The ETC is funded by the European Regional Development Fund (ERDF).

== Priorities ==
The Alpine Space Programme identifies three fields of cooperation, called priorities. With these priorities the programme supports the Lisbon and Gothenburg strategies towards growth, employment and sustainable development with a strong focus on the cross cutting theme innovation.

===Competitiveness and attractiveness===
One of the Alpine Space Programme's priorities in the funding period 2007–2013 is to enhance the attractiveness and competitiveness of the alpine region. Although the Alpine area is characterised by a diversified economic structure with strong links to the territory and a polycentric urban system, low internal innovation capacities of SMEs, urban sprawl and depopulation reduce its competitiveness and attractiveness. In this context the challenge lies in strengthening the innovation capabilities of SMEs, in creating environments for the development of SMEs and fostering cooperation between R&TC centers and SMEs. Development options posed by traditional sectors and the cultural heritage are to be used more intensely.

===Accessibility and connectivity===
The second programme priority ia accessibility and connectivity. The Alpine Space is both a centre of an economy and a transit area in a sensitive environment. At the same time, it shows particular constraints in the fields of transport, communication and knowledge infrastructure. It faces natural constraints as regards accessibility and connectivity. The access to these public services however is crucial in order to meet the requirements of labour markets. For these reasons the Alpine Space Programme aims to secure and improve access to public services in the Alpine regions. With this priority the programme aims to improve the quality of transport of passengers and goods while mitigating the negative effects of traffic. Moreover, sustainable solutions should be found to help the local population to be better connected to wider networks. Therefore, the programme promotes joint actions which take into consideration integrated planning of transport and mobility, or ICT-based innovative public services for citizens and economy.

===Environment and risk prevention===
The third priority is environment and risk prevention.

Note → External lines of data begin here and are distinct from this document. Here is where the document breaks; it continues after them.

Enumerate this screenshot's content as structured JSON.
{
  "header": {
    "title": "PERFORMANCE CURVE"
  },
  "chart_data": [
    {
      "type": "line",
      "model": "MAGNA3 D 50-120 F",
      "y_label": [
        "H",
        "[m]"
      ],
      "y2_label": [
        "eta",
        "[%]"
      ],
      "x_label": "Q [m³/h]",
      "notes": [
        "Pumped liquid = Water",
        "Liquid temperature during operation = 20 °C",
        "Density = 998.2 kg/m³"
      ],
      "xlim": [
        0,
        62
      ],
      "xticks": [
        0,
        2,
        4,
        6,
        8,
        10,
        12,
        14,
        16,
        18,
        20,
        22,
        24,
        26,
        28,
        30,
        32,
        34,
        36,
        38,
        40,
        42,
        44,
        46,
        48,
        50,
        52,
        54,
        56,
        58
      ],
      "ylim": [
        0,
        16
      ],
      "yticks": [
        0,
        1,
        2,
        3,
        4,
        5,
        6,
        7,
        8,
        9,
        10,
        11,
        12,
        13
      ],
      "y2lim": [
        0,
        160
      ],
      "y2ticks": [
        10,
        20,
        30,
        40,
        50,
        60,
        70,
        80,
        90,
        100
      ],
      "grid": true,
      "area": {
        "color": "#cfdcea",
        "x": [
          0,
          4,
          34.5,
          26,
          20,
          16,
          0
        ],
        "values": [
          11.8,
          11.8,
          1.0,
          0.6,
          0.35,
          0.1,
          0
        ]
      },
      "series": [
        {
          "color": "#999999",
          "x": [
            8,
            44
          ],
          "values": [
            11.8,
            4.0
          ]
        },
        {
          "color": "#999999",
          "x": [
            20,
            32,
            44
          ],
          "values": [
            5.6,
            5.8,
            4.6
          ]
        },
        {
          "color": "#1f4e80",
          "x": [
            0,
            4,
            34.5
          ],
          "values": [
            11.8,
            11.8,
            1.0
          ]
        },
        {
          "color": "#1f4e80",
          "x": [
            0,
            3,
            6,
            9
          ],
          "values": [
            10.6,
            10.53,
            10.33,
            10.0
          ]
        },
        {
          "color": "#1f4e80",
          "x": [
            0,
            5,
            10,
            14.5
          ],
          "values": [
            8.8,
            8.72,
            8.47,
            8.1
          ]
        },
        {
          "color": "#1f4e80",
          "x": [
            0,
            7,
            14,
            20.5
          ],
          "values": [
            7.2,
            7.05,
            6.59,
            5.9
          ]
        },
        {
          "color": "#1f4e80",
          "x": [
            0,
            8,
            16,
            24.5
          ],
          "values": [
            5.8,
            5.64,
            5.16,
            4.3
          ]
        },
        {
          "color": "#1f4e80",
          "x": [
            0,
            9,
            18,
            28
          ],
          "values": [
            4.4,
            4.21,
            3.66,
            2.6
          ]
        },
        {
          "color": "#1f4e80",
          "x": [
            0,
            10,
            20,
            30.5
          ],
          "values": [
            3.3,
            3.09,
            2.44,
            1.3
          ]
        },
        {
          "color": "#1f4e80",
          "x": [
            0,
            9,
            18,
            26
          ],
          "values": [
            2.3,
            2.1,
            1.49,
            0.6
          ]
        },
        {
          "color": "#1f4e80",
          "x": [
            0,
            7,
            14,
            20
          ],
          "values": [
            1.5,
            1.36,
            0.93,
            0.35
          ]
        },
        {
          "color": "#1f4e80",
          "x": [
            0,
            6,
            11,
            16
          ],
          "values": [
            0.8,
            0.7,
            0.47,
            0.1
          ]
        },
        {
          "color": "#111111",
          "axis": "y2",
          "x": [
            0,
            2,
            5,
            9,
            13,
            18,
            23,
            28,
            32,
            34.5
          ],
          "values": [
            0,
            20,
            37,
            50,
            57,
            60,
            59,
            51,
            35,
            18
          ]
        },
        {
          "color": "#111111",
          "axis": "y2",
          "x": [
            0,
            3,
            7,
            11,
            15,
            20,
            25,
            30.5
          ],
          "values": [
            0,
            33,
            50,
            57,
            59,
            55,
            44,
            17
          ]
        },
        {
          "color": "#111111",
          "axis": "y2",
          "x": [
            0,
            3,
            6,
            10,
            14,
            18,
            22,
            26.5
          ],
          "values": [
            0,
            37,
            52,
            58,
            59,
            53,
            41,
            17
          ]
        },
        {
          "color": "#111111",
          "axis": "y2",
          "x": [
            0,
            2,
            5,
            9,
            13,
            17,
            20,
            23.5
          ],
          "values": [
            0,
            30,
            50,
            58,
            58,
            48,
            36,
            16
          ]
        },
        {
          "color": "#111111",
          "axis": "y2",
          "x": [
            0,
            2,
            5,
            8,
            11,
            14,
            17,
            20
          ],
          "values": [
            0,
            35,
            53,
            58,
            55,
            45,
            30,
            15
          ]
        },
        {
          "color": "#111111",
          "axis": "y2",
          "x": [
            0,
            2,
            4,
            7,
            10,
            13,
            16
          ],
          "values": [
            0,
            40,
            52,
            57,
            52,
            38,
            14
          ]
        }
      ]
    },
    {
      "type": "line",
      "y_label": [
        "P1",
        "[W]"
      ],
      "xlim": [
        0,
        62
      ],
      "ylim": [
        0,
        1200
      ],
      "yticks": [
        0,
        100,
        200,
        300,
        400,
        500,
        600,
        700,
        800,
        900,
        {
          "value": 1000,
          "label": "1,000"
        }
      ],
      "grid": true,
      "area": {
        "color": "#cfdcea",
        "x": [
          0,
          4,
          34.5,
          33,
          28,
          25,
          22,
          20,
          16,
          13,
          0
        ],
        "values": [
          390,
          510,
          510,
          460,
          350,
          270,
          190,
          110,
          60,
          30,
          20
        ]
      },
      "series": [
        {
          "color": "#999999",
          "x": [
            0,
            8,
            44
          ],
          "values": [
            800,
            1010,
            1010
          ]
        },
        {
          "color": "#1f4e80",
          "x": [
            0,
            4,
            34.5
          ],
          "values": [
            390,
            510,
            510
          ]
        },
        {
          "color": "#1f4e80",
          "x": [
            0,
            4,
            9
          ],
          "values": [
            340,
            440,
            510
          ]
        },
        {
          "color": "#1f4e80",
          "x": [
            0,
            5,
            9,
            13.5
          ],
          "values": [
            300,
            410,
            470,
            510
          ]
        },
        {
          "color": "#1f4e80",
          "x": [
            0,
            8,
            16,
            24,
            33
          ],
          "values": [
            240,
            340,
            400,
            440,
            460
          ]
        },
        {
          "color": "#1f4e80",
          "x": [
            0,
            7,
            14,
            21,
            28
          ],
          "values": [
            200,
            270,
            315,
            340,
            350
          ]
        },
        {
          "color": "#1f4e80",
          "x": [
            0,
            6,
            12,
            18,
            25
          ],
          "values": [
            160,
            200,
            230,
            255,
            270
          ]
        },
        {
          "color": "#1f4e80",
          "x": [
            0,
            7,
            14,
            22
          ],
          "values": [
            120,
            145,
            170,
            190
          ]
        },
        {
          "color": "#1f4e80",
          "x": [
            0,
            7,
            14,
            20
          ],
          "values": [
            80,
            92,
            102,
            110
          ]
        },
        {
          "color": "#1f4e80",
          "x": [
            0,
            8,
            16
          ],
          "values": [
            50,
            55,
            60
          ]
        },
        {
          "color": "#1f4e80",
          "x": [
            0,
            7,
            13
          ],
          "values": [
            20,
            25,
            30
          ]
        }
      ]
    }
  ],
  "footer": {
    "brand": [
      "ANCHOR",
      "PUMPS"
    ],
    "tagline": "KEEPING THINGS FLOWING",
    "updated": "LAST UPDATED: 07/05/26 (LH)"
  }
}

The Alpine space has rich landscapes, cultural heritage and biodiversity. The natural environment and the natural heritage as a fundament for the living conditions and the economy. Integrated approaches to plan, manage and develop these resources can contribute to this. The programme wants the operations under this priority to be focused on the management and safeguard of environmental resources and cultural heritage as well as on natural and technological hazards. Furthermore, the Alps are earlier and more affected by the climate change than the rest of Europe.

==Operation==
To maintain and enhance the competitiveness and attractiveness of the Alpine region the Alpine Space Programme co-finances transnational cooperation projects. The programme launches calls for project proposals, allowing potential project partnerships to apply for. For each call, Terms of References (ToR), containing framework information for the application are published. These ToRs and the launch of a new call are published on the programme's website. A project partnership has to consist of project partners coming from at least three different Partner States.